Certains sites africains d'information sur Internet seraient-ils incompétents ou malhonnêtes ?


numérisation0003.jpg De toute évidence, il y a des sites comme Ivoirebusiness.net, globosahoua.blogpost, en-Afrique.info et Lynx Togo qui refusent de reconnaître les talents des Africains. Je ne veux pour preuve que la reprise de mon article "Laurent Gbagbo, la nouvelle étoile de la Résistance africaine face à l'injustice des Occidentaux" qu'ils ont attribué au quotidien français en ligne Médiapart.

Le 4 juillet dernier, Nicole Guihaumé avait en effet repris pour le club Médiapart cet article publié le 30 juin sur mon blog politique. Elle n'a pas oublié de mentionner mon nom et un lien menant à mon blog ; c'est-à-dire la source de l'information. Quand la dépêche d'Abidjan.info, Abidjantalk.com et la vingtaine d'autres sites et blogs reprendront ce billet, ils feront preuve de la même honnêteté.

Ce qui est surprenant et écoeurant, c'est qu'Ivoirebusiness.net, globosahoua.blogpost et Lynx Togo ont eux aussi repris mon article mais tout en prenant soin d'effacer mon nom et le remplacer par celui de "Médiapart" ; par la même occasion, ils ont fait disparaître l'adresse de mon blog signalée par Nicole Guihaumé. En d'autres termes, ils ont trouvé que c'est plus valorisant - pour eux ! - d'attribuer l'article à ce journal devenu célèbre pour avoir révélé l'existence du compte suisse d'un ministre français. Un article signé Raphaël ADJOBI ne fait pas assez "classe" à leur yeux. Ivoire business pour sa part, a publié l'article deux fois : il l'a une fois attribué à Médiapart, et l'a signalé une autre fois comme ma contribution à un blog ami ; c'est à-dire en mentionnant mon nom.

Messieurs, apprenez tout simplement qu'aucun journaliste français n'a affirmé que Laurent Gbagbo est devenu la nouvelle étoile de la Résistance africaine face à l'injustice des Occidentaux. Et Médiapart ne revendique pas la paternité de l'article. Sans doute, ce journal français reconnaît tout simplement, par cette reprise faite par un membre de son club, la justesse de l'analyse et le talent de l'auteur que vous refusez de voir ou de reconnaître. Ce n'est certainement pas au club du Nouvel Observateur, où l'on manie allègrement la censure, que vous trouverez des articles et des commentaires qui montrent la France du doigt concernant la tragédie ivoirienne ou l'injustice faite à Laurent Gbagbo. Notre ami Delugio en sait quelque chose ; et moi aussi d'ailleurs.

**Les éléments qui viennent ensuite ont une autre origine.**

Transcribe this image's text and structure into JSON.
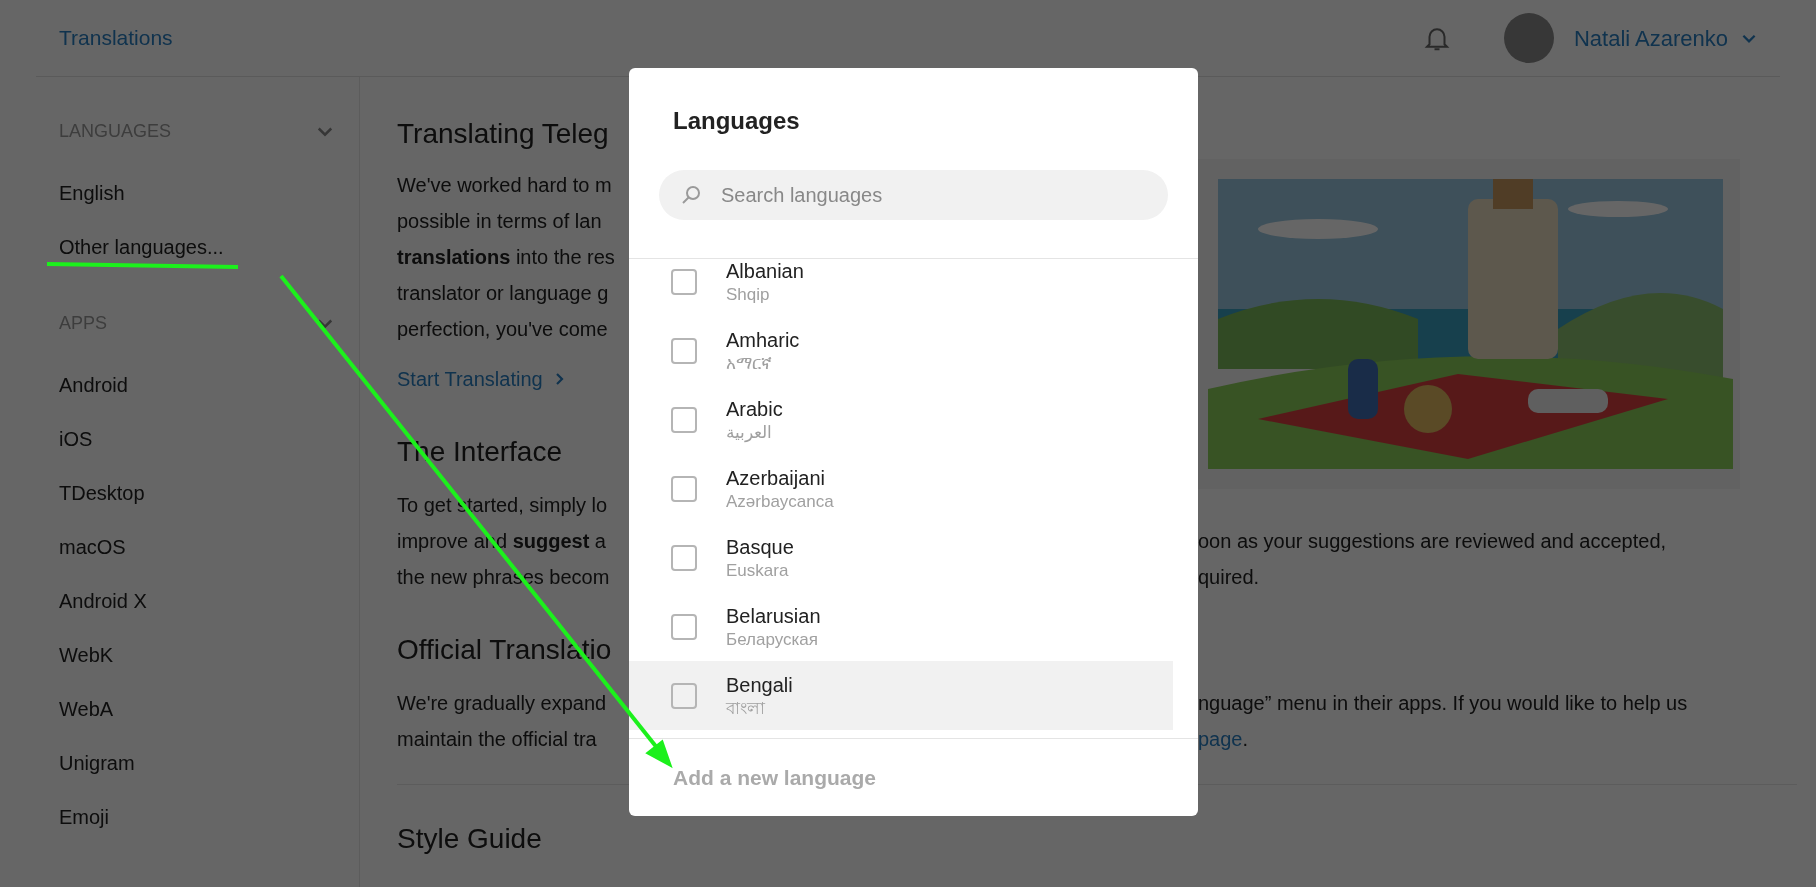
{
  "header": {
    "title": "Translations",
    "user": {
      "name": "Natali Azarenko"
    }
  },
  "sidebar": {
    "sections": [
      {
        "title": "LANGUAGES",
        "expanded": true,
        "items": [
          {
            "label": "English"
          },
          {
            "label": "Other languages..."
          }
        ]
      },
      {
        "title": "APPS",
        "expanded": true,
        "items": [
          {
            "label": "Android"
          },
          {
            "label": "iOS"
          },
          {
            "label": "TDesktop"
          },
          {
            "label": "macOS"
          },
          {
            "label": "Android X"
          },
          {
            "label": "WebK"
          },
          {
            "label": "WebA"
          },
          {
            "label": "Unigram"
          },
          {
            "label": "Emoji"
          }
        ]
      }
    ]
  },
  "article": {
    "intro": {
      "title": "Translating Teleg",
      "lines": [
        "We've worked hard to m",
        "possible in terms of lan",
        "**translations** into the res",
        "translator or language g",
        "perfection, you've come"
      ],
      "link": "Start Translating"
    },
    "sections": [
      {
        "heading": "The Interface",
        "lines": [
          {
            "left": "To get started, simply lo"
          },
          {
            "left": "improve and **suggest** a",
            "right": "oon as your suggestions are reviewed and accepted,"
          },
          {
            "left": "the new phrases becom",
            "right": "quired."
          }
        ]
      },
      {
        "heading": "Official Translatio",
        "lines": [
          {
            "left": "We're gradually expand",
            "right": "nguage” menu in their apps. If you would like to help us"
          },
          {
            "left": "maintain the official tra",
            "right_link": "page",
            "right": "."
          }
        ]
      },
      {
        "heading": "Style Guide"
      }
    ]
  },
  "dialog": {
    "title": "Languages",
    "search": {
      "placeholder": "Search languages"
    },
    "languages": [
      {
        "name": "Albanian",
        "native": "Shqip",
        "checked": false,
        "highlighted": false
      },
      {
        "name": "Amharic",
        "native": "አማርኛ",
        "checked": false,
        "highlighted": false
      },
      {
        "name": "Arabic",
        "native": "العربية",
        "checked": false,
        "highlighted": false
      },
      {
        "name": "Azerbaijani",
        "native": "Azərbaycanca",
        "checked": false,
        "highlighted": false
      },
      {
        "name": "Basque",
        "native": "Euskara",
        "checked": false,
        "highlighted": false
      },
      {
        "name": "Belarusian",
        "native": "Беларуская",
        "checked": false,
        "highlighted": false
      },
      {
        "name": "Bengali",
        "native": "বাংলা",
        "checked": false,
        "highlighted": true
      }
    ],
    "add_link": "Add a new language"
  }
}
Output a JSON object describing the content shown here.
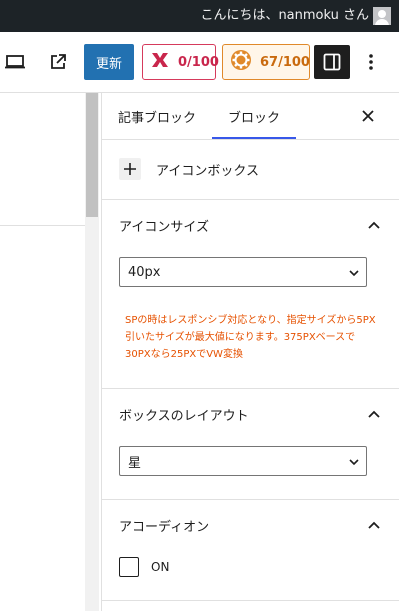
{
  "admin_bar": {
    "greeting": "こんにちは、nanmoku さん"
  },
  "toolbar": {
    "preview_icon": "laptop-icon",
    "external_icon": "external-link-icon",
    "update_label": "更新",
    "score_a": {
      "icon": "seo-score-icon",
      "value": "0/100",
      "color": "#c9264c"
    },
    "score_b": {
      "icon": "gear-score-icon",
      "value": "67/100",
      "color": "#e0892a"
    },
    "sidebar_icon": "sidebar-toggle-icon",
    "more_icon": "more-vertical-icon"
  },
  "inspector": {
    "tabs": [
      {
        "label": "記事ブロック"
      },
      {
        "label": "ブロック"
      }
    ],
    "block_card": {
      "icon": "plus-icon",
      "name": "アイコンボックス"
    },
    "panels": {
      "icon_size": {
        "title": "アイコンサイズ",
        "selected": "40px",
        "note": "SPの時はレスポンシブ対応となり、指定サイズから5PX引いたサイズが最大値になります。375PXベースで30PXなら25PXでVW変換"
      },
      "box_layout": {
        "title": "ボックスのレイアウト",
        "selected": "星"
      },
      "accordion": {
        "title": "アコーディオン",
        "checkbox_label": "ON"
      }
    }
  },
  "colors": {
    "accent": "#3858e9",
    "primary_button": "#2271b1",
    "note_text": "#e65100"
  }
}
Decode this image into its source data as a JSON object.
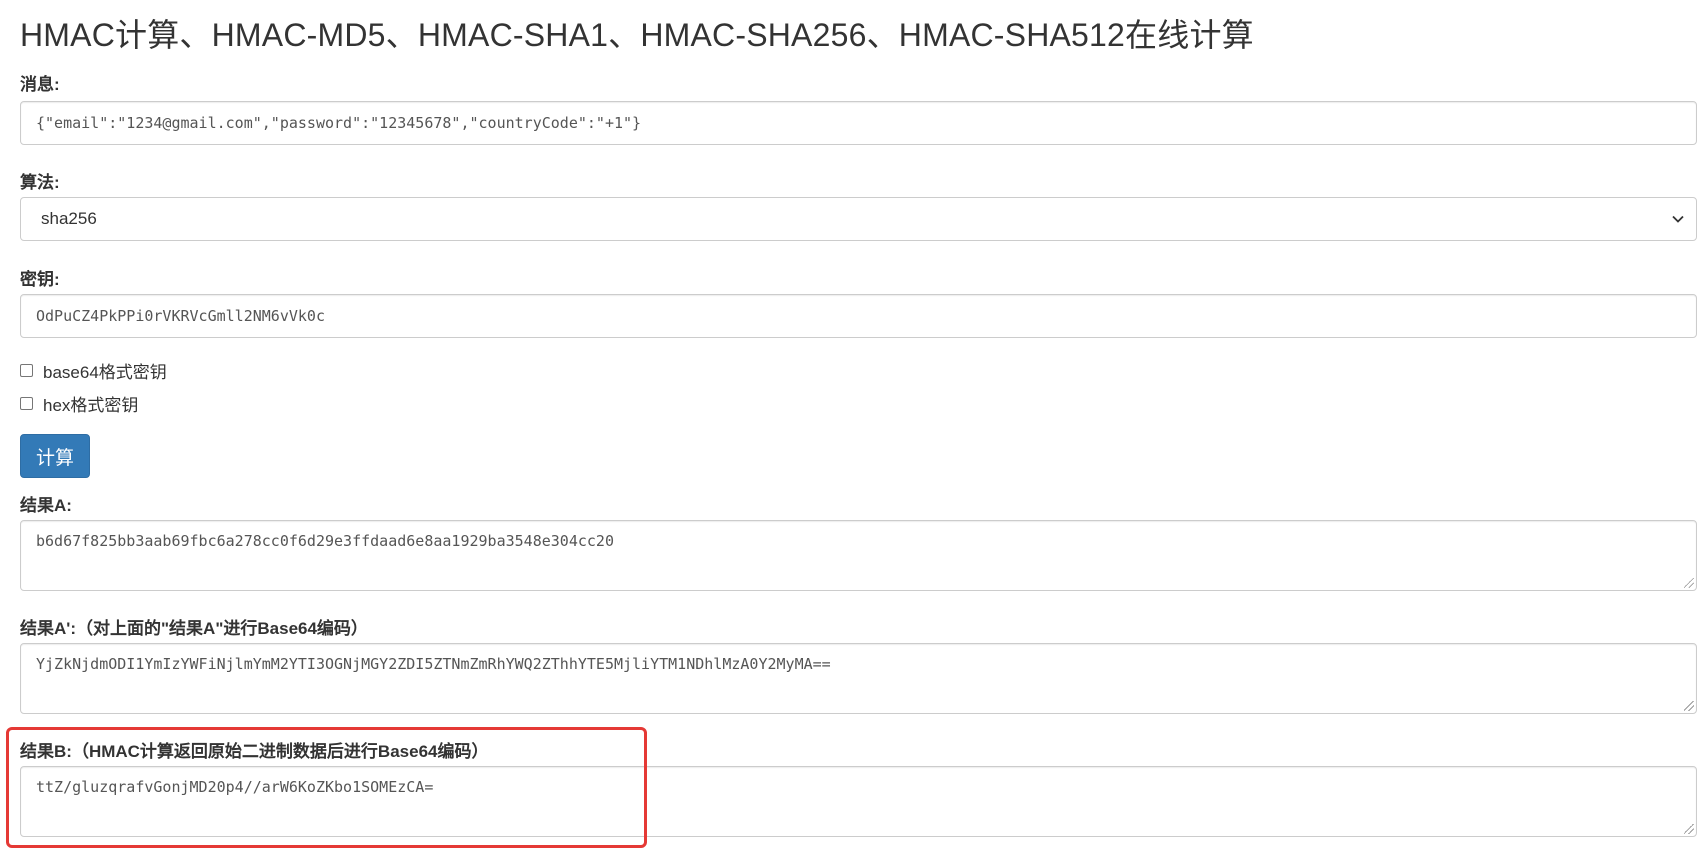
{
  "title": "HMAC计算、HMAC-MD5、HMAC-SHA1、HMAC-SHA256、HMAC-SHA512在线计算",
  "message": {
    "label": "消息:",
    "value": "{\"email\":\"1234@gmail.com\",\"password\":\"12345678\",\"countryCode\":\"+1\"}"
  },
  "algorithm": {
    "label": "算法:",
    "selected": "sha256"
  },
  "secret": {
    "label": "密钥:",
    "value": "OdPuCZ4PkPPi0rVKRVcGmll2NM6vVk0c"
  },
  "options": {
    "base64_label": "base64格式密钥",
    "base64_checked": false,
    "hex_label": "hex格式密钥",
    "hex_checked": false
  },
  "compute_button": "计算",
  "result_a": {
    "label": "结果A:",
    "value": "b6d67f825bb3aab69fbc6a278cc0f6d29e3ffdaad6e8aa1929ba3548e304cc20"
  },
  "result_a_base64": {
    "label": "结果A':（对上面的\"结果A\"进行Base64编码）",
    "value": "YjZkNjdmODI1YmIzYWFiNjlmYmM2YTI3OGNjMGY2ZDI5ZTNmZmRhYWQ2ZThhYTE5MjliYTM1NDhlMzA0Y2MyMA=="
  },
  "result_b": {
    "label": "结果B:（HMAC计算返回原始二进制数据后进行Base64编码）",
    "value": "ttZ/gluzqrafvGonjMD20p4//arW6KoZKbo1SOMEzCA="
  },
  "colors": {
    "primary_button": "#337ab7",
    "highlight": "#e53935"
  },
  "icons": {
    "select_arrow": "chevron-down-icon"
  }
}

Le blog de Nicole 0005.jpg C'est la deuxième fois que Nicole Guihaumé reprend un de mes articles. Il suffit de visiter son blog (Le blog de Nicole) pour bien comprendre sa position sur les événements concernant la Côte d'Ivoire. A l'avenir, soyez plus attentifs pour la devancer, si vous voulez. Montrez-lui que vous aussi vous avez du flair pour repérer les bons articles. Mais surtout, évitez de les attribuer à des illustres écrivains ou journalistes français. Il n'y a aucune gloire à tirer en agissant de la sorte. On se couvre plutôt de ridicule, à défaut d'être taxé de malhonnête. Le combat de la vérité que nous menons ensemble doit nous inciter à l'honnêteté, à la reconnaissance des talents des uns et des autres et non pas à de petites méchancetés. Les journaux officiels ivoiriens ne tombent pas dans ce travers parce qu'ils savent qu'ils ont besoin des blogueurs autant que ceux-ci ont besoin d'eux pour mener ce combat qui nous oppose à nos adversaires sachant mieux manier la violence physique et la falsification de documents que l'écriture.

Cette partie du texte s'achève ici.